CREATE TABLE student
(
    first_name CHAR(20),
    last_name CHAR(20),
    sex CHAR(10)
);

Now first_ name,last_ Name can be repeated. If you don’t want to repeat it, there are two solutions:

1. Set double primary key mode

CREATE TABLE student
(
   first_name CHAR(20) NOT NULL,
   last_name CHAR(20) NOT NULL,
   sex CHAR(10),
   PRIMARY KEY (last_name, first_name)
);

You can’t insert duplicate data now.

2. Add unique index

CREATE TABLE student
(
   first_name CHAR(20) NOT NULL,
   last_name CHAR(20) NOT NULL,
   sex CHAR(10)
   UNIQUE (last_name, first_name)
);

These two forms seem to have a little difference, but they can play the same role. At this time, we can insert two duplicate data and find the error.
Of course, we can also verify it in the database:

SELECT COUNT(*) as repetitions, last_name, first_name
       FROM student
       GROUP BY last_name, first_name
       HAVING repetitions > 1;

Here we are counting first_ Name and last_ The number of duplicate records of name has been set in two ways. Here it must be 0.

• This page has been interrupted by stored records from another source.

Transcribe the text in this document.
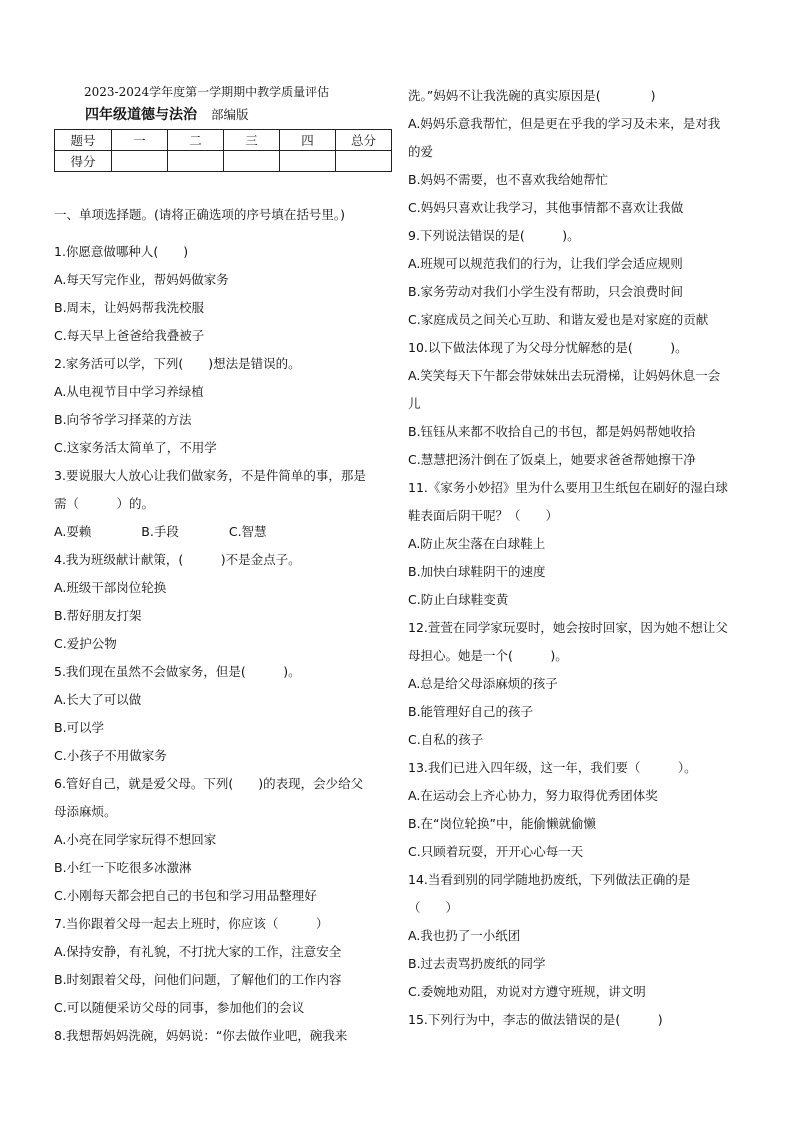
2023-2024学年度第一学期期中教学质量评估
四年级道德与法治 部编版
题号	一	二	三	四	总分
得分					
一、单项选择题。(请将正确选项的序号填在括号里。)
1.你愿意做哪种人(　　)
A.每天写完作业，帮妈妈做家务
B.周末，让妈妈帮我洗校服
C.每天早上爸爸给我叠被子
2.家务活可以学，下列(　　)想法是错误的。
A.从电视节目中学习养绿植
B.向爷爷学习择菜的方法
C.这家务活太简单了，不用学
3.要说服大人放心让我们做家务，不是件简单的事，那是
需（　　　）的。
A.耍赖　　　　B.手段　　　　C.智慧
4.我为班级献计献策，(　　　)不是金点子。
A.班级干部岗位轮换
B.帮好朋友打架
C.爱护公物
5.我们现在虽然不会做家务，但是(　　　)。
A.长大了可以做
B.可以学
C.小孩子不用做家务
6.管好自己，就是爱父母。下列(　　)的表现，会少给父
母添麻烦。
A.小亮在同学家玩得不想回家
B.小红一下吃很多冰激淋
C.小刚每天都会把自己的书包和学习用品整理好
7.当你跟着父母一起去上班时，你应该（　　　）
A.保持安静，有礼貌，不打扰大家的工作，注意安全
B.时刻跟着父母，问他们问题，了解他们的工作内容
C.可以随便采访父母的同事，参加他们的会议
8.我想帮妈妈洗碗，妈妈说：“你去做作业吧，碗我来
洗。”妈妈不让我洗碗的真实原因是(　　　　)
A.妈妈乐意我帮忙，但是更在乎我的学习及未来，是对我
的爱
B.妈妈不需要，也不喜欢我给她帮忙
C.妈妈只喜欢让我学习，其他事情都不喜欢让我做
9.下列说法错误的是(　　　)。
A.班规可以规范我们的行为，让我们学会适应规则
B.家务劳动对我们小学生没有帮助，只会浪费时间
C.家庭成员之间关心互助、和谐友爱也是对家庭的贡献
10.以下做法体现了为父母分忧解愁的是(　　　)。
A.笑笑每天下午都会带妹妹出去玩滑梯，让妈妈休息一会
儿
B.钰钰从来都不收拾自己的书包，都是妈妈帮她收拾
C.慧慧把汤汁倒在了饭桌上，她要求爸爸帮她擦干净
11.《家务小妙招》里为什么要用卫生纸包在刷好的湿白球
鞋表面后阴干呢？（　　）
A.防止灰尘落在白球鞋上
B.加快白球鞋阴干的速度
C.防止白球鞋变黄
12.萱萱在同学家玩耍时，她会按时回家，因为她不想让父
母担心。她是一个(　　　)。
A.总是给父母添麻烦的孩子
B.能管理好自己的孩子
C.自私的孩子
13.我们已进入四年级，这一年，我们要（　　　）。
A.在运动会上齐心协力，努力取得优秀团体奖
B.在“岗位轮换”中，能偷懒就偷懒
C.只顾着玩耍，开开心心每一天
14.当看到别的同学随地扔废纸，下列做法正确的是
（　　）
A.我也扔了一小纸团
B.过去责骂扔废纸的同学
C.委婉地劝阻，劝说对方遵守班规，讲文明
15.下列行为中，李志的做法错误的是(　　　)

Method 2: specify whether duplicate data can be inserted during insertion

Here we use the insert ignore into and insert into instructions.

(1) Insert ignore into will ignore the existing data in the database. If there is no data in the database, new data will be inserted. If there is data, this data will be skipped. In this way, the existing data in the database can be retained to achieve the purpose of inserting data in the gap.

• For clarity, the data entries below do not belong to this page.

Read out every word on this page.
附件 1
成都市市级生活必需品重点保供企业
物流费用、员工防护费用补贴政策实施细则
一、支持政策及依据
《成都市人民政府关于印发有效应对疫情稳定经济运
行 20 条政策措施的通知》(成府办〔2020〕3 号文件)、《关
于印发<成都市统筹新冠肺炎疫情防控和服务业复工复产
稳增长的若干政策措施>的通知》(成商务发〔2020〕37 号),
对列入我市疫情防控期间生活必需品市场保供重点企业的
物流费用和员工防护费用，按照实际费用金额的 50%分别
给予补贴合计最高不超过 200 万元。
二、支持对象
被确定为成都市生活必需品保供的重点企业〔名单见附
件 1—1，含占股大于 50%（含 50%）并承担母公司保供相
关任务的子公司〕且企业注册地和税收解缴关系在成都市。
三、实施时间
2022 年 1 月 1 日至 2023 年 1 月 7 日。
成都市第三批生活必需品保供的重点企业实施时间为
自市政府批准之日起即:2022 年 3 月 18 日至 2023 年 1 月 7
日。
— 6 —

(2) Insert into, on the contrary, inserts data directly, regardless of whether the database contains duplicate data.

Let’s give an example:

insert ignore into student (last_ name, first_ Name) values ('zhang San ','li Si');
//Results
Query OK, 1 rows affected (0.00 sec)
insert ignore into student (last_ name, first_ Name) values ('zhang San ','li Si');
//Results
Query OK, 0 rows affected (0.00 sec)

Now we can see it. That is to say, when the first insert operation is executed, if the database does not have one, a new record will be inserted directly, so one row of records will be affected. But when the second insert operation is executed, the database already has one, so it will not be inserted, and row 0 will be affected.

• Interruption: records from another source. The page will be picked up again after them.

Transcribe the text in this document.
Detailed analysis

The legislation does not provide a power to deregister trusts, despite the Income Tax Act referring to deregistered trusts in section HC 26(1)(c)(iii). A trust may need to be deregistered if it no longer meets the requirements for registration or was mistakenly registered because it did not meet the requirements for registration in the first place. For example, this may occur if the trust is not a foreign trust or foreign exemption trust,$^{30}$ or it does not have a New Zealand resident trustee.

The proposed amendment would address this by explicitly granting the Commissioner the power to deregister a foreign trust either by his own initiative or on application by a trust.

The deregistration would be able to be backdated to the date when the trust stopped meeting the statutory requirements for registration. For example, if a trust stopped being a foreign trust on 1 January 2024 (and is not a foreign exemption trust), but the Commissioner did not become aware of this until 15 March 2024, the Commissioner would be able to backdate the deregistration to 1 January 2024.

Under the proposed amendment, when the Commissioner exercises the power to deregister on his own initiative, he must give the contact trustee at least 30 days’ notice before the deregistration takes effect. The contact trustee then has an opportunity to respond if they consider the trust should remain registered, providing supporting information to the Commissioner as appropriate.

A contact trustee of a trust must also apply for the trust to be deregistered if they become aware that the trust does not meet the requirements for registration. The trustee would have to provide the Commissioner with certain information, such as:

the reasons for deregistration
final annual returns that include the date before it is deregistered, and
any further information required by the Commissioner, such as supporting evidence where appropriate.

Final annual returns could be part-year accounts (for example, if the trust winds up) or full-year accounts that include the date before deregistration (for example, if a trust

Of course, there is another instruction that can also perform a function similar to insert ignore into, which is replace into. He said that if there are records with the same primary or unique, they should be deleted first. Insert a new record.

Method 3: filter duplicate data

If you need to read non duplicate data, you can use the distinct keyword in the select statement to filter duplicate data.

SELECT DISTINCT last_name, first_name
FROM student
ORDER BY last_name;
You can also use group by to read non duplicate data in the data table
SELECT last_name, first_name
FROM student
GROUP BY (last_name, first_name);

Method 4: delete duplicate data

This situation is actually equivalent to solving at the end of the water. Look at the following SQL statement:

//Create a temporary table according to the student, and use group by to filter the duplicate data

CREATE TABLE tmp SELECT last_name, first_name, sex
        FROM student;
        GROUP BY (last_name, first_name);
//Delete the original student table
DROP TABLE student;
//Rename the temporary table
ALTER TABLE tmp RENAME TO stu;

Of course, you can also add index and primary key to the data table to delete duplicate records. The method is as follows

ALTER IGNORE TABLE student
ADD PRIMARY KEY (last_name, first_name);

OK, there are so many solutions. I believe it can solve your problem.